Senegal's presidential election: A look at the four main candidates

After a tumultuous political crisis, Senegalese voters will elect a new president on Sunday. Seventeen candidates are vying to succeed President Macky Sall, with four main contenders: Amadou Ba, Bassirou Diomaye Faye, Idrissa Seck and Khalifa Sall. Prime Minister Amadou Ba, 62, the ruling party's candidate and Sall's preferred successor, is a former minister of the economy, finance and foreign affairs. Ba portrays himself as a candidate of stability who will continue the current government's economic policies and restore calm after the political upheaval. His campaign focuses on youth employment, promising to create 1 million jobs by 2028 through public-private partnerships and investments in agriculture, industry, infrastructure and renewable energy. Ba is also committed to reviewing state contracts for natural resources, providing financial allowances for the elderly and speeding up the construction of a national school of arts and crafts.

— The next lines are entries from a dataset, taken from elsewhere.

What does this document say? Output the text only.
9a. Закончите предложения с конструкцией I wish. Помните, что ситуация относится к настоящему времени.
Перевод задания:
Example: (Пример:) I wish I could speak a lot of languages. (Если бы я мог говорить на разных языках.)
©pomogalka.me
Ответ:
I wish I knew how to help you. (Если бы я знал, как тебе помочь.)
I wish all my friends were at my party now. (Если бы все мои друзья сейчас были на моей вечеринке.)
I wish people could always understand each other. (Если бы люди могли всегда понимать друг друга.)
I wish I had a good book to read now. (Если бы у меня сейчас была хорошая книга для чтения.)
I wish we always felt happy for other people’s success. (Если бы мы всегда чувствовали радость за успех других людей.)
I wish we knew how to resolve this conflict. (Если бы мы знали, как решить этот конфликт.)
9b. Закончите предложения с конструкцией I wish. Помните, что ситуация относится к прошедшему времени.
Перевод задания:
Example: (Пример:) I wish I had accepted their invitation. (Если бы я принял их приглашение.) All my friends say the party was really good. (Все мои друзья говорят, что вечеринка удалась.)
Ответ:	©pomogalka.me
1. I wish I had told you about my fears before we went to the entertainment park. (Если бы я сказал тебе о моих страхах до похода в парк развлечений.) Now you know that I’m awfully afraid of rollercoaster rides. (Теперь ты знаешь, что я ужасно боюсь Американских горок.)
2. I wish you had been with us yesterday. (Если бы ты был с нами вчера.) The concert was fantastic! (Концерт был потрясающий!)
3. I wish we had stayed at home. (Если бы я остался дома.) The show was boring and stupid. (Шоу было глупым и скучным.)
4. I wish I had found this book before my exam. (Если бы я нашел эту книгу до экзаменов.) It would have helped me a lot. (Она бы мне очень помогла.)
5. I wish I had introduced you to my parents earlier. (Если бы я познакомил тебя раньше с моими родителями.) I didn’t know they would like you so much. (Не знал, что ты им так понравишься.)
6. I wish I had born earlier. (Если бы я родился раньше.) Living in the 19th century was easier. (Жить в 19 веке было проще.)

Bassirou Diomaye Faye, 44, replaced opposition leader Ousmane Sonko, who was disqualified from the race in January. A co-founder of the opposition party Pastef and recently released from prison, Faye has had limited time to campaign. He advocates regaining Senegal's sovereignty by replacing the CFA franc with a new currency and promoting widespread English education. Faye wants to renegotiate mining and hydrocarbon contracts, review defence agreements and implement institutional reforms, including the creation of a vice-presidential role and mechanisms to check presidential power.

The other principal candidates are former Prime Minister Idrissa Seck and Khalifa Sall. The former is 64 years of age and served under former President Abdoulaye Wade from 2002 to 2004. He is currently making his fourth consecutive presidential bid. Seck draws upon his extensive political experience to propose a number of policy initiatives, including compulsory military service, the establishment of a common currency for West African countries, and the creation of a fund financed by oil and gas companies to compensate for damages to the fishing industry. The latter, Khalifa Sall, aged 68, is a prominent political figure attempting another presidential run, despite being unrelated to the outgoing president. Following a conviction for fraud and embezzlement in 2018, which resulted in a five-year prison sentence and a fine, he was disqualified from the 2019 presidential race. However, he subsequently returned to politics following a presidential pardon and the restoration of his civil rights. As the leader of the Taxawu Senegal coalition, Sall presents himself as a candidate who can facilitate national healing. He promises to initiate citizen-driven referendums, and to allocate at least 1,000 billion CFA francs (equivalent to 1.5 billion euros) annually to agriculture.